As October’s Cybersecurity Awareness Month continues, I thought I would refer once again to the federal Stop.Think.Connect information campaign and focus briefly on one particular topic currently being emphasized there.
Be careful and turn your speakers down before clicking on this link, as the page automatically plays a cutesy animated YouTube video, but the Lock Down Your Login page is a good introduction to what is known as Multi-Factor Authentication (MFA). This site calls it “strong authentication.”
Once you as a user have been authorized to use a particular technology system, such as a banking website or your work computing network, authentication is the process of verifying your identity to that system so it can provide you the access needed.
Commonly, this is done by prompting a user to provide a login name and password, which in computing terms is considered “single-factor” authentication.
Multi-Factor Authentication is a mechanism through which a user is granted access only after more than one form of authentication is presented. MFA may sometimes be referred to in the media or on websites as two-step authentication or two-factor authentication (2FA) , but technically 2FA is a subset of MFA.
One very common example of two-factor authentication is the use of a debit card (factor one-something you HAVE) and a PIN (factor two-something you KNOW) to withdraw money from an ATM.
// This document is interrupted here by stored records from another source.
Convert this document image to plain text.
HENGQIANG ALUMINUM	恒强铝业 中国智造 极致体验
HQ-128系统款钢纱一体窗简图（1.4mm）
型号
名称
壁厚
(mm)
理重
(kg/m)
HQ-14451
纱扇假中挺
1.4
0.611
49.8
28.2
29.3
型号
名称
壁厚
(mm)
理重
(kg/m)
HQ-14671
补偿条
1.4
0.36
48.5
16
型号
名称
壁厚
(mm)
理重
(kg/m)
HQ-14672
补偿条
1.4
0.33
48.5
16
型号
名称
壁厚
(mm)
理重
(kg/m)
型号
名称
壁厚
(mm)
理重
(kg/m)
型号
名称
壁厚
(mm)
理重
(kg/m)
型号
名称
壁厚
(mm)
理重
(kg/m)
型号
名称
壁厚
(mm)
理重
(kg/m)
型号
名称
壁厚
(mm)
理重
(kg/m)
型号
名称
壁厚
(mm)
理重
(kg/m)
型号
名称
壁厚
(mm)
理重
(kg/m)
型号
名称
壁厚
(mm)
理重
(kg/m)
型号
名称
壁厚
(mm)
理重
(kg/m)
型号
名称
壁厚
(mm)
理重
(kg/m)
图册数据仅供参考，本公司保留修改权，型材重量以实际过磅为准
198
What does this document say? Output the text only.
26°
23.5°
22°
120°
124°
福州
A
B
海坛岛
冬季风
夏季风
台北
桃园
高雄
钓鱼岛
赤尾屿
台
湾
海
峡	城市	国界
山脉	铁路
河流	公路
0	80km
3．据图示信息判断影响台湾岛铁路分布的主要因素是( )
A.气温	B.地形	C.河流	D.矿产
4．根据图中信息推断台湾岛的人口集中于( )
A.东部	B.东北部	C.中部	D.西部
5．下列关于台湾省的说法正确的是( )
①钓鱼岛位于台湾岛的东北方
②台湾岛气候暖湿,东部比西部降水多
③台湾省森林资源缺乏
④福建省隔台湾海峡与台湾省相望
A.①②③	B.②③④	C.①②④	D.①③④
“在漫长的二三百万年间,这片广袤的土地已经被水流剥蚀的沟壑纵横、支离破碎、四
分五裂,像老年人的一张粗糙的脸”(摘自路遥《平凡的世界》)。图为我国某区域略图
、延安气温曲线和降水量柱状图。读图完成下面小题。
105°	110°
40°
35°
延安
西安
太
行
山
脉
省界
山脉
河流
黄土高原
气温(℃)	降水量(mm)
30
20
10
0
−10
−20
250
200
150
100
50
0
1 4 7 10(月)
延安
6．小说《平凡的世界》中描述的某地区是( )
Another example of MFA you may already experienced is the use of your thumb or finger print to unlock your cell phone. In this case, the first factor (something you HAVE) is the phone, the second factor (something you KNOW) is the password you have previously saved on the phone, and a third factor (something you ARE) is the ability of the phone to read your thumbprint (also called biometrics). If any of these factors are not available, you cannot access the information on the phone.
Most information security experts now recommend the use of MFA in all cases of authentication, particularly as more and more of our login information is being stored on servers all over the world and more and more of those servers are compromised.
For instance, commerce websites such as Amazon.com asks that you create a username and password (single-factor) to be able to use their service. A compromise of that information on their servers by hackers or even company insiders could allow malicious users to pretend to be you and make purchases on your account without your knowledge.
The problem multiplies if you happen to employ the same password for different accounts on different systems. Once one is compromised, all your accounts secured with a single-factor using the same password are potentially compromised.
If, however, if you have set up MFA with your Amazon account, which allows you to receive a one-time random code via text message, automated phone call or third-party app (such as Google Authenticator or Microsoft Authenticator), the malicious user cannot get into your account without using that code which only you have on your phone. Even if they have somehow obtained both your username and password, they cannot login to the MFA protected account.
Other websites or networks now also use phone-based MFA, but there are also methods that are not phone-based, such as the use of security token generators or smart cards.
A few people think the extra step of obtaining and using a random code is too onerous to do every time you log into a particular account. But this simple extra step increases the security of that account so significantly that most major online companies are preparing or already offering some sort of MFA for use with their accounts. If that extra step prevents the use of your personal credentials even after a security breach, it is obviously worth it.
As someone who pays close attention to information security and the scary trending online threats and growing malicious practices, I choose to use MFA for my personal accounts whenever it is available, and use both phone text-based codes and app-based code generators.
The use of MFA is also growing quickly in the work place as institutions and business work to protect their internal technology resources, and is currently being tested here at Bellevue College for possible use with Office 365.
If you are worried about this, remember that a couple of decades ago our typewriters didn’t require a login at all, but after computers became ubiquitous, we learned how to function with usernames and passwords. Now it seems natural.
MFA will be the same kind of cultural revolution. I think it is safe to predict that one day we will be using MFA for all of our accounts as another line of defense against malicious users, and won’t think twice about it.